Arslanian noted that, although these injuries are not physically different from other traumatic amputations that occur in high-velocity settings, the circumstances under which they occurred mean patients’ psychological reactions are highly variable, and all are at different emotional stages.

Some want to talk to other amputees. Jason Rizzo, CPO, director of prosthetics for Rogerson Orthopedic, an 80-year-old family practice in South Boston, arranged a peer visit for one victim who was trying to decide whether to try and salvage her injured limbs or go ahead with amputations.

“I was told she wanted to speak with an amputee of similar function and the level at which she’d be amputated. One of our high-level amputees is a triathlete and she talked with him. They had a long session and he spoke with her family as well. They had a lot of questions,” said Rizzo, who noted he was told the visit helped the patient decide on amputation.

Rizzo and other lower extremity clinicians are working with local and national organizations, such as the American Orthotic & Prosthetic Association (AOPA), to make sure all victims, especially the uninsured and underinsured, will have access to the artificial limbs and mobility assistive devices they need. (To find out how you can help, contact AOPA staff member Steve Custer at scuster@ aopanet.org or 571/431-0876.)

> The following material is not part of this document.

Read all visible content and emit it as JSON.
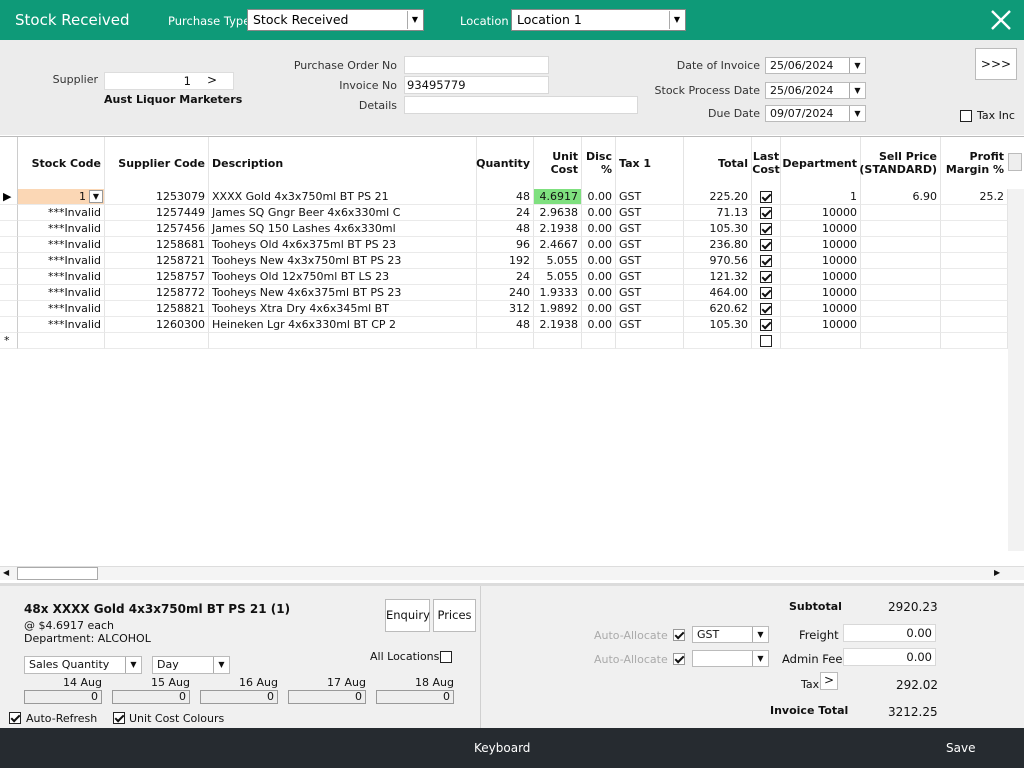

Arslanian, who has been working with traumatic amputees for more than 30 years, noted medical advancements, while bought at the high cost of wars in Iraq and Afghanistan, will make a big difference in outcomes for these patients.

“There are possibilities that exist now for saving patients with traumatic dismemberment and preserving soft tissues to optimize prosthetic use; also, prosthetics and rehabilitation far exceed what they used to be,” she said. “There are a lot of positive things that can happen here. Fortunately, I think these patients will get the best possible care they can get and will restore their lives to their maximum potential.”